Let’s talk about three kings – not the ones you might be thinking. From the ivory palace of Caesar Augustus to the halted kingdom of David to the straw-filled manger throne in Bethlehem. Spoiler Alert – The humble baby in the manger is the King of kings.
David – the incomplete king
Joseph also went up from the town of Nazareth in Galilee, to Judea, to the city of David, which is called Bethlehem, because he was of the house and family line of David, to be registered along with Mary, who was engaged to him and was pregnant. (Luke 2:4-5 CSB)
Important rule for Bible study: take note of repetition! What is Luke trying to tell us? He could have just said, “they went to Bethlehem.” And he could have just said Joseph and Mary went there. But he calls Bethlehem the City of David, and says that Joseph was of the house and family line of David.
Luke is stressing something to us: Jesus is the fulfillment, not only of a prophecy about Bethlehem (Micah 5:2), but He is the fulfillment of God’s promise to David. God told David in 2 Samuel 7 “I’m going to build you a HOUSE and there is one from your LINE who will reign as King forever.”
In the midst of a king’s decree, God is decreeing that His King be enthroned.
We do well not only to think about God’s original covenant with David (2 Sam. 7), but what God’s people were expecting after David.
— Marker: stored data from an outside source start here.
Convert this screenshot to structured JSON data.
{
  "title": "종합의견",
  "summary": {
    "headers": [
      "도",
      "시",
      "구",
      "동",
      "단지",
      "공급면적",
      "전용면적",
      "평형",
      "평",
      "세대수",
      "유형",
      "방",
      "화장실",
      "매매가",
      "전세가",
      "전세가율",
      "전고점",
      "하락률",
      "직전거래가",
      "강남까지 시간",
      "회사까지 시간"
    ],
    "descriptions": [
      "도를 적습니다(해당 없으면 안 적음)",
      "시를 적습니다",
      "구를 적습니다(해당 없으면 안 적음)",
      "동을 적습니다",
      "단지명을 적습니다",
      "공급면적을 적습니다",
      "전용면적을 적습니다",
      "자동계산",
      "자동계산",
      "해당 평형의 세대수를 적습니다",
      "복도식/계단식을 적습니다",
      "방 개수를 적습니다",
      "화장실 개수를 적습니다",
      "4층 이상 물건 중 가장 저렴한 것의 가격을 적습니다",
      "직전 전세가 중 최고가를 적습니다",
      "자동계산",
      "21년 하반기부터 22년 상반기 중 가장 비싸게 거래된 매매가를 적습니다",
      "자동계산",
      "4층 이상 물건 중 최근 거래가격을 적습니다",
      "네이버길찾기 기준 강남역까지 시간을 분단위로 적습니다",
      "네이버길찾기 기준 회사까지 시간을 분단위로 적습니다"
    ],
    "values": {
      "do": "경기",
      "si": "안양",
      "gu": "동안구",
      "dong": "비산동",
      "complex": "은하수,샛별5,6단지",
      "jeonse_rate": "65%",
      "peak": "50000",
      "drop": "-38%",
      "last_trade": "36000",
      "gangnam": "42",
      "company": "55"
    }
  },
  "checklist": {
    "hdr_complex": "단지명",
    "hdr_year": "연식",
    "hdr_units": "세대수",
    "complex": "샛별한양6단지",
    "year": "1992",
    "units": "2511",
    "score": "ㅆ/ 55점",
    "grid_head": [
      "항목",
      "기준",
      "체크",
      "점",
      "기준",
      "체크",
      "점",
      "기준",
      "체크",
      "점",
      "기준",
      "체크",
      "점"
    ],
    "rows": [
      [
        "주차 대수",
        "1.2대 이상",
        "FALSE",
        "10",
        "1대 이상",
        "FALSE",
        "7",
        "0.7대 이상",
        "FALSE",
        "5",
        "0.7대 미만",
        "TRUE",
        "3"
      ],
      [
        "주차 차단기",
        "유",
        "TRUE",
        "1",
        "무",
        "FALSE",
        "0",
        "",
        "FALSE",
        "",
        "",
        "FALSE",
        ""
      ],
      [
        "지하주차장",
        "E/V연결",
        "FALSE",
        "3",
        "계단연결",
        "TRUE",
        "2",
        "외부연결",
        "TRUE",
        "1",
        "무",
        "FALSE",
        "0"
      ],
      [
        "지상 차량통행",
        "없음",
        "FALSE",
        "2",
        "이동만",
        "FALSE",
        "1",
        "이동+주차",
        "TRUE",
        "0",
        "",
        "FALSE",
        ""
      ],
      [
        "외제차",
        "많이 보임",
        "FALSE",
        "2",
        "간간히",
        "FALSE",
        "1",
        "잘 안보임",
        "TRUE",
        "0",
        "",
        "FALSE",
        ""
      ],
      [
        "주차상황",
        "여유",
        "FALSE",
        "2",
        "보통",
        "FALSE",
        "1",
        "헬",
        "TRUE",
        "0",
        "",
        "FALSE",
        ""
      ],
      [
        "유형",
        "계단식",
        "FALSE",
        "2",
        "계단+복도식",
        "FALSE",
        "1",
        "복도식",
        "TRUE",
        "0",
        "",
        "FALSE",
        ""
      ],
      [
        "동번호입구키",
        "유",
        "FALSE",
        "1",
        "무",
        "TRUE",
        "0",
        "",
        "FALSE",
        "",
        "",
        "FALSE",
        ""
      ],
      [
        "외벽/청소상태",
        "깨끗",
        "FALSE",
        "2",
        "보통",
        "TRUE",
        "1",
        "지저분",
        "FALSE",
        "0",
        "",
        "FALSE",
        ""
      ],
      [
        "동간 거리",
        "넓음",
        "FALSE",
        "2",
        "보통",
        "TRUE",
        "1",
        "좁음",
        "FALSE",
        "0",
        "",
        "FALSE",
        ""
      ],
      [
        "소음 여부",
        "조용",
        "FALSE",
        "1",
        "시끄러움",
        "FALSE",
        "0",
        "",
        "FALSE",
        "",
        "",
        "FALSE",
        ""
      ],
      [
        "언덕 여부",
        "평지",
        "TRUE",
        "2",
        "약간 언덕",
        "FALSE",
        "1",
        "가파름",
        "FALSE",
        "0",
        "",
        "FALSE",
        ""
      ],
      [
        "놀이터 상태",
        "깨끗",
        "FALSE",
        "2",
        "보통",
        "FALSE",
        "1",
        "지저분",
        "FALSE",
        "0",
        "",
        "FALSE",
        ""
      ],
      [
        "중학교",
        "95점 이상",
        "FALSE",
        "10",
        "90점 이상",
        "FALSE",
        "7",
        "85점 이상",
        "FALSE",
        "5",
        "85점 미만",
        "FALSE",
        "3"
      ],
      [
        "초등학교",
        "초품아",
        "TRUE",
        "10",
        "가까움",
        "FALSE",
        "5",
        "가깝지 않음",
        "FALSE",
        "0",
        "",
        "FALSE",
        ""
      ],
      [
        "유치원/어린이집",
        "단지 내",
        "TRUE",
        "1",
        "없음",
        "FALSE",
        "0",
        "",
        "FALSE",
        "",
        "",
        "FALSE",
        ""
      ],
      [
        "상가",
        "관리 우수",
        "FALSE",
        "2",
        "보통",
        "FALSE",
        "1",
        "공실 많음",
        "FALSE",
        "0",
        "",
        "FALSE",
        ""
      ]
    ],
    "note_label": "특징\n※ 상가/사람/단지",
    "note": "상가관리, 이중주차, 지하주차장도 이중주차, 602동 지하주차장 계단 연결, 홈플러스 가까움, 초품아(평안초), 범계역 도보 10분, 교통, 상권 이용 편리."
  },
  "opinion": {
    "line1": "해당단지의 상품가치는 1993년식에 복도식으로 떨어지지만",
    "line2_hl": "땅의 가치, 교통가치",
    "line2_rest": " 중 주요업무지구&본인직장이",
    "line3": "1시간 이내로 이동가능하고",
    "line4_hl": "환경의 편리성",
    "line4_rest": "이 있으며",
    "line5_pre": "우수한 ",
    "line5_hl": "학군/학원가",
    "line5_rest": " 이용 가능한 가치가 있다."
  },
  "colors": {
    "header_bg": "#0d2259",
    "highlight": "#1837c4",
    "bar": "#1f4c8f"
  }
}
Isaiah 11:1-9 starts out by saying: “Then a shoot will grow from the stump of Jesse, and a branch from his roots will bear fruit. The Spirit of the Lord will rest on him”… and then it ends with a beautiful picture of the new creation, God’s people in God’s presence, total joy and peace.
The words of Charles Wesley’s hymn sums it up when it says that “He comes to make His blessing known far as the curse is found.”
So God’s people were expecting a Davidic King to come and make everything right. And yet, king after king, decade after decade they were disappointed. Israel had become quite cynical about kings. Herod was sort of a king for them, but he was a puppet king who was nothing like David.
David was an incomplete king. Only Jesus can sit on David’s throne forever. And He is right now (see Acts 2:29-36).
Could it be that our hallmark, domesticated versions of Christmas simply expose our shallow view of Jesus? It’s as if we view Him as still a little baby in a manger. We talk about people accepting Jesus, like He needs our acceptance! We talk about Him like He’s still laying in the manger, always on retainer for us when we need Him. He doesn’t expect much. He’s there to make you feel warm inside.
But make no mistake, the night of Jesus birth was the birth of a King. Jesus is a complete King who doesn’t reside helpless in a manger, but rules and reigns with authority at the Father’s right hand. He will come again to judge the living and the dead.
What does that mean for you and me? It means we dare not domesticate Jesus! He is gentle and lowly to those who surrender to Him. But those who reject His kingship He will show Himself opposed. He’s a King who accepts no rivals, allows no idols, and calls us each of us to stake our lives on Him. That means entering His kingdom through faith and repentance.
Faith is empty without repentance. And repentance will be short lived without faith.
Furthermore, this surrender to Jesus’ kingship has a context: local churches. The church has the privilege and duty of displaying Christ’s kingdom here on earth.
To churches who are divided by American politics, who is the king?
To churches turning a blind eye to unrepentant sin, who is the king?
To churches not marked by love and gospel proclamation to the lost, who is the king?
Where Jesus is King, His word will reign supreme, not just what we want to hear. Where Jesus is King, His glory will be our goal, not our own glory. Where Jesus is King, His people will seek to be unified in love so that others will not only hear them talk about the good news of the kingdom, but will see it. Jesus is a complete King and therefore He intends to complete His kingdom in and through His people. David was an incomplete King, in Jesus we don’t need to look to anyone else.